March 17, 2010
I have a sweet tooth. A serious, serious sweet tooth.
As a kid, my mom managed the sugary contents of our house with an iron fist; that is to say there weren’t really any sugary contents in our house. Well, there was sugar, and I am ashamed to admit that more than once I snuck spoonfuls of the powdered sugar from the baking pantry and grabbed furtive handfuls of the Cinnamon Red Hots my mom kept as a secret ingredient for her holiday-time hot punch.
The first time I spent the night at a friend’s house, I opened her freezer to discover pints and pints of ice cream. Just SITTING there. Available for eating…whenever she wanted. Staggering.
To be fair, my mom had good reasons to be strict about sugar. My father developed typed-II diabetes when I was a little kid, and she was determined not to let genetics win with me. But the truth is, much like a teetotaler’s kid, I went a little bit nuts with sugar when I achieved the freedom of adulthood. My freshman 15 had nothing to do with beer and everything to do with Chef Roger, who took over my residential college’s kitchen and had a real way with pastry.
Those who know me know the affairs I’ve had with various kinds of ridiculous sugar products: Smarties, Bottlecaps, Laffy Taffy (but only the grape & strawberry flavors). Chocolate isn’t safe around me, either. I could SO have been one of those Willy Wonka kids.

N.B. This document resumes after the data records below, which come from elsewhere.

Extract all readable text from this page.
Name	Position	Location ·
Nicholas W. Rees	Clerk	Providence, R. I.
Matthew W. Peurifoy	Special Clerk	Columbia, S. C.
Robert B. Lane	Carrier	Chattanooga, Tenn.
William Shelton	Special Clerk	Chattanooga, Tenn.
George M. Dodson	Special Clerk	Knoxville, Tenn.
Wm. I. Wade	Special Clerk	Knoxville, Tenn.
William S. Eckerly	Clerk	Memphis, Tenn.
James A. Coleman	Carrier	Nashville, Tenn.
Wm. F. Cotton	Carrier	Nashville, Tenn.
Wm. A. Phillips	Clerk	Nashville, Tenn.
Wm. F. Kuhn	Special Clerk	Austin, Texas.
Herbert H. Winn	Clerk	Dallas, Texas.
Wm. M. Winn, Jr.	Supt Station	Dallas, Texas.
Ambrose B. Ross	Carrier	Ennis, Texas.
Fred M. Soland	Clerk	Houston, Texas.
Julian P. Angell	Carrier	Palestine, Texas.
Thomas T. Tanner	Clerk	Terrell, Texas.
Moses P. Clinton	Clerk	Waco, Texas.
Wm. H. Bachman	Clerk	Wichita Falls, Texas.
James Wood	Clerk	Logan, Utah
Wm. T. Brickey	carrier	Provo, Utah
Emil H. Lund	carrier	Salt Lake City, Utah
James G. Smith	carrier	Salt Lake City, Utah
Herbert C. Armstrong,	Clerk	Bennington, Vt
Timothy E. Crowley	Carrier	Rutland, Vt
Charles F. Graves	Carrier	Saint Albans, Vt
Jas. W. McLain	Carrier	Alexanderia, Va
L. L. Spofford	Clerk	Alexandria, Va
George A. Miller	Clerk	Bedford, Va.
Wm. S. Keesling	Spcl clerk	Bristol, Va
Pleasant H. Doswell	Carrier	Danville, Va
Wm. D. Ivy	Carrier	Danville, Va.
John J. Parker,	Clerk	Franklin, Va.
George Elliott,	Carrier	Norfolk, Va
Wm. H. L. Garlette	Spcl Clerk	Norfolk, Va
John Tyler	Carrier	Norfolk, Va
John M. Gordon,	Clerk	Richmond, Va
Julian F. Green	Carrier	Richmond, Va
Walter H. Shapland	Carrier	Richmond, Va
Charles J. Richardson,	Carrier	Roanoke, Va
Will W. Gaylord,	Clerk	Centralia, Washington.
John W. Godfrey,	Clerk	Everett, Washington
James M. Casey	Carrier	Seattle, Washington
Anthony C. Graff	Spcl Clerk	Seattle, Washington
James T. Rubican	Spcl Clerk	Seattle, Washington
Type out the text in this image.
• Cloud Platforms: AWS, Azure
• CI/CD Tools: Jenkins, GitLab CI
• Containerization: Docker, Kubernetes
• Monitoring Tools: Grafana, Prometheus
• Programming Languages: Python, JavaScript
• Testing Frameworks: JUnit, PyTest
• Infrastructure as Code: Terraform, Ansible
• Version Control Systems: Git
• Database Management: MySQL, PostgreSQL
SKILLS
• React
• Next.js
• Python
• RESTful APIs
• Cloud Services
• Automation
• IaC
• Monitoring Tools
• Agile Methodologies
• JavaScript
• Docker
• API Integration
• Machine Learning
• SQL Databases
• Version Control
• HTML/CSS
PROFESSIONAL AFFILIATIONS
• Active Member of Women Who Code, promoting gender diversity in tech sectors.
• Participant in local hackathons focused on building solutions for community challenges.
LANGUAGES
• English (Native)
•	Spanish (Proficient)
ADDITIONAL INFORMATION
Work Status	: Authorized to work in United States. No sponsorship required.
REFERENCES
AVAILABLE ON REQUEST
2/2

In the last few years, though, I’ve worked to consciously change my tastes. No more movie-theater-sized boxes of candy or cartons of Ben & Jerry’s for me. Smaller spoonfuls of sugar in my tea, sometimes no sugar at all. It’s amazing how I’ve been able to retrain my palate to the point where I can appreciate desserts and flavors I would have previously overlooked.

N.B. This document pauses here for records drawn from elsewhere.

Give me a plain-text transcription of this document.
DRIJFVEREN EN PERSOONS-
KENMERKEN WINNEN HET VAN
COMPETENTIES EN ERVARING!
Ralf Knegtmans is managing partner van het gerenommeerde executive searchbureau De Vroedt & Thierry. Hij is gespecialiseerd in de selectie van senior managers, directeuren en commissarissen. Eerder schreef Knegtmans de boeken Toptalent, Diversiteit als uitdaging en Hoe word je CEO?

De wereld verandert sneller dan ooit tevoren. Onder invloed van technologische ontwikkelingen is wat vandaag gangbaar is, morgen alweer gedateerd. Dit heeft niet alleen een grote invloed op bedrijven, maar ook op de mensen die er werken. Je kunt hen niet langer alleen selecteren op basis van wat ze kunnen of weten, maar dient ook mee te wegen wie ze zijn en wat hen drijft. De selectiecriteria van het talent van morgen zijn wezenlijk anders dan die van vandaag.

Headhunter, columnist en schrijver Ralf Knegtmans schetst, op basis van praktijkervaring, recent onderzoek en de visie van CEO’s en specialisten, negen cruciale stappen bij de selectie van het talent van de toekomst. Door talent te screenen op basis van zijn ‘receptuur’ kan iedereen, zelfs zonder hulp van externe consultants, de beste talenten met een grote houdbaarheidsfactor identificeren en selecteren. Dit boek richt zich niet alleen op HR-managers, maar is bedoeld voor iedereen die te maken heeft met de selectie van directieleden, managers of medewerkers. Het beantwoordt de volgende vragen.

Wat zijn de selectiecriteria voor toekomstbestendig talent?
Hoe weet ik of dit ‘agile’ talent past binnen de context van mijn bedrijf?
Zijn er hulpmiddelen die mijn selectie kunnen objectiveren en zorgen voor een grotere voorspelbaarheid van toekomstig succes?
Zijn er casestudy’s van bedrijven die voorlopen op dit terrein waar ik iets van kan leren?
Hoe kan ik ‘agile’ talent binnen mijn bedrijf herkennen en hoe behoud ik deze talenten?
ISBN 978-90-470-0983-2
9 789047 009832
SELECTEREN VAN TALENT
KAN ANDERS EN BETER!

As a kid, kheer never appealed to me—not nearly sweet enough, of course. But now, I love the subtlety of the cardamom and rosewater, tinged with just a bit of sweetness and finished with the salty texture from the nuts.
So I’m proud to say that my tastes have become a bit more sophisticated, though I have been known to buy a small bag Laffy Taffy at Walgreen’s every now and then…just don’t tell my mom!

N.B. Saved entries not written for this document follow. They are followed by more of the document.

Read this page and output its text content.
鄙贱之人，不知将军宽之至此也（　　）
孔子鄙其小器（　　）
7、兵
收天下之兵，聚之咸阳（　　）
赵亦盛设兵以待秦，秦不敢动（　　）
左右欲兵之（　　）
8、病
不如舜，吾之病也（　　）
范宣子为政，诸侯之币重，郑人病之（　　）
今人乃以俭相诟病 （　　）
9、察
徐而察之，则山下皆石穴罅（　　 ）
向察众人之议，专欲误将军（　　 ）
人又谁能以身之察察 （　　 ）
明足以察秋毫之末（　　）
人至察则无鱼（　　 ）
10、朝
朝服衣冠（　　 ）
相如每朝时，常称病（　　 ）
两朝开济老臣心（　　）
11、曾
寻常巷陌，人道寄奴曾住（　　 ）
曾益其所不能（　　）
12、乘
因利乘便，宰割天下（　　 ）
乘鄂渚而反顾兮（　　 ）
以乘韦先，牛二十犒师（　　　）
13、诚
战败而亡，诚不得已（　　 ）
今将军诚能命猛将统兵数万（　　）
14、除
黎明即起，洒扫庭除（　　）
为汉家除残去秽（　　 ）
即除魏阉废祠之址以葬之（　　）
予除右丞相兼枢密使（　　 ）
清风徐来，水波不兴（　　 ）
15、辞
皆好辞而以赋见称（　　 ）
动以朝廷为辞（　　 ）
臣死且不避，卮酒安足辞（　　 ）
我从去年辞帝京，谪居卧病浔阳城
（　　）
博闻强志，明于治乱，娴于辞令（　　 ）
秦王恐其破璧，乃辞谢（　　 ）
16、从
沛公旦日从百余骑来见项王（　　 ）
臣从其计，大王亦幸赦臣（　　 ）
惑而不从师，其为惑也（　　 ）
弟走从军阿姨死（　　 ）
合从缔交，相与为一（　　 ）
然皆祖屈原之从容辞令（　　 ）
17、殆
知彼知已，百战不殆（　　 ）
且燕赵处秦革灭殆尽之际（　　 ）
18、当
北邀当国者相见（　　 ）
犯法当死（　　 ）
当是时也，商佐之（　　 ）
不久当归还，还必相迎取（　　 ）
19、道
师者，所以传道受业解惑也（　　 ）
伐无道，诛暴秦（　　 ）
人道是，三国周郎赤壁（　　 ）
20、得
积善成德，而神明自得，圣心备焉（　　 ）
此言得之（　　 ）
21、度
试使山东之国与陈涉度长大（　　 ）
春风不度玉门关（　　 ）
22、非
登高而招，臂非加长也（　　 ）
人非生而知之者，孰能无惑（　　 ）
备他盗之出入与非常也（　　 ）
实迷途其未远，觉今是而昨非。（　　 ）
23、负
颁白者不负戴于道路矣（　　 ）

KHEER (Indian Rice Pudding)
Kheer isn’t particularly difficult to make, but it does require patience. Cook it slowly on the stove whenever you’re already planning to be in the kitchen for a while.
The best part? Kheer keeps extremely well—in fact, you may even find that it tastes better after a few days in the fridge.
4 cups milk*
½ cup basmati rice–use the good stuff!
½ cup chopped almonds and/or pistachios, toasted
¼ cup sweetened condensed milk
2 T ground cardamom (I love this flavor, but if you don’t, cut the amount in half)
Rinse the rice twice while heating the milk over medium-low heat in a heavy-bottomed pot. Drain & add the rice to the milk, stirring to combine with a wooden spoon.
The main object while cooking kheer is to keep the milk from scorching at the bottom of the pan. You don’t have to stir constantly, just regularly, and err on the side of caution when it comes to managing the heat on the stove.
As it cooks, the kheer will thicken. If you prefer a thinner pudding, feel free to add extra milk.
When you’ve reached the twenty minute mark, check the rice for doneness. Once it has been cooked through, remove the pot from the heat. Stir in the cardamom, then swirl in the sweetened condensed milk, then check for sweetness—you may want to add a bit more.
Serve the kheer hot, warm, or cool. Sprinkle each bowl-full with a handful of nuts and a teaspoon or so of rosewater.
*please use 2% or whole milk, it makes for far superior kheer.